The automation ‘sweet spot’
This, says Simon, is the ‘sweet spot’ to aim for: building efficient, automated processes that staff buy into because the software is easy to use and navigate.
“Once you get to that point, then you can focus on sales. And everything comes down to sales. If you strip it all back, we all want to sell more.”
Simon knows how to make the sales process more efficient, too: through data mining. Often, companies already have customer and sales data, but they don’t know what to do with it, let alone how to use it. Analytic tools such as Zoho Analytics or Chart.io can help immensely.
“Zoho Analytics help customers understand their data and help them work out who their best customers and clients are. For companies with a transactional business model, their data alone may show a huge number of transactions, and there will be no way to interpret that data. Zoho Analytics can pull out, say, the top 5% of customers who account for maybe 75% of all transactions. The company can then focus on engaging with these clients.”
Like other data analytic tools on the market, Zoho Analytics’ wraps around’ other database systems such as Salesforce or MailChimp, amalgamating existing data and churning out meaningful analysis. It can highlight potential or ‘good’ clients and show which sales and marketing campaigns have the most impact, like which advertisement channel gets the most bang for buck.
Data into action
TV advertisements, for example, says Simon, have had their day. It’s the law of diminishing returns due to their attribution window: fewer people purchase the product or visit an online store with each advertisement airing, which can cost up to £60,000 a year (plus production costs).
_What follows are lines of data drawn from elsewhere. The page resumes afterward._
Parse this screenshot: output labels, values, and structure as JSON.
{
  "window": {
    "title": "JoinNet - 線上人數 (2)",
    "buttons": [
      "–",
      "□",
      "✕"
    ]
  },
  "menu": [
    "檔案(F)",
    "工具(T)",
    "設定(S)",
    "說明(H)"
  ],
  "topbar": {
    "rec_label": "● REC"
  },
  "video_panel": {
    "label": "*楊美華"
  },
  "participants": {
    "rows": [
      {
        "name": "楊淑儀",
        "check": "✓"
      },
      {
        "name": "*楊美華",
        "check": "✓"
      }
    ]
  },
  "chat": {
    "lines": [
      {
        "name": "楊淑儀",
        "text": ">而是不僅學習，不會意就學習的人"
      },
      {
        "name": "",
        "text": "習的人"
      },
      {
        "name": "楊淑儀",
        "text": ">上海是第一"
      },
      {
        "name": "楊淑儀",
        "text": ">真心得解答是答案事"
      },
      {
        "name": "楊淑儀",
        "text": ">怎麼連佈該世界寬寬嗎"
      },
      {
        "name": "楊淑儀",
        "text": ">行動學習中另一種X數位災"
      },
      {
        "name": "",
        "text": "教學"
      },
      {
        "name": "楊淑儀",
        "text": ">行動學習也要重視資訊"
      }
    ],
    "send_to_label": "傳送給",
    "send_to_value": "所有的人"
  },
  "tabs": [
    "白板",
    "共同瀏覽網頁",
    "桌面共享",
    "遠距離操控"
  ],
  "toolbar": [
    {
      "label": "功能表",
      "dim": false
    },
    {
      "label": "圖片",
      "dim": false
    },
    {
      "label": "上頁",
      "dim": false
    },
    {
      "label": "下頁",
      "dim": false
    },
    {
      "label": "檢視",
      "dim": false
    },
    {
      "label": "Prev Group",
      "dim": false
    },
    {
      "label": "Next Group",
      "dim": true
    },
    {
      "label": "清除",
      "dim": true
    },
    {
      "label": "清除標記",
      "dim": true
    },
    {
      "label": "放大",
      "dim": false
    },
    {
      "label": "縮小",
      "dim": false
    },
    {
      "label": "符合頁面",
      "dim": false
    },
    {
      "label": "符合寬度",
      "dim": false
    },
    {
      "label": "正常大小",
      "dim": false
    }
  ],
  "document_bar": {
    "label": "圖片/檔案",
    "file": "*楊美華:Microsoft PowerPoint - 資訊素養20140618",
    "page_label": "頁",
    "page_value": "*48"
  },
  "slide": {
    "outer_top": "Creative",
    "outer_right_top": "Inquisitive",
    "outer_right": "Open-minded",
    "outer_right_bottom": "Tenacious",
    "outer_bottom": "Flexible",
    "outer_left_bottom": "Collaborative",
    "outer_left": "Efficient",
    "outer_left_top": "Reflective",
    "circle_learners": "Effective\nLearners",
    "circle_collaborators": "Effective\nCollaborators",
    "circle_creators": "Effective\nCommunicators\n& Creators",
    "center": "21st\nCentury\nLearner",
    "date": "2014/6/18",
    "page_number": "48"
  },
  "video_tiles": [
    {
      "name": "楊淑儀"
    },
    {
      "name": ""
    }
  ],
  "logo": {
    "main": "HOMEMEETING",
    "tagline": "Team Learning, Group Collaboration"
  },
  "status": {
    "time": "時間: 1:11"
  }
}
On the other hand, Google Ads can also ‘die quickly’ as there’s often a bidding war. Instead, companies are turning more and more to advertise on social media. It’s more efficient, gives a better ROI and drives sales.
In a landscape where companies have to analyse and justify every pound they spend, this stuff matters. “It’s about scalability by digitising and automating internally as much as possible and then using data analytics to identify the most efficient way of acquiring more customers,” says Simon. “Because the end game is to get a customer and make a sale, and you want to do that by spending as little possible.”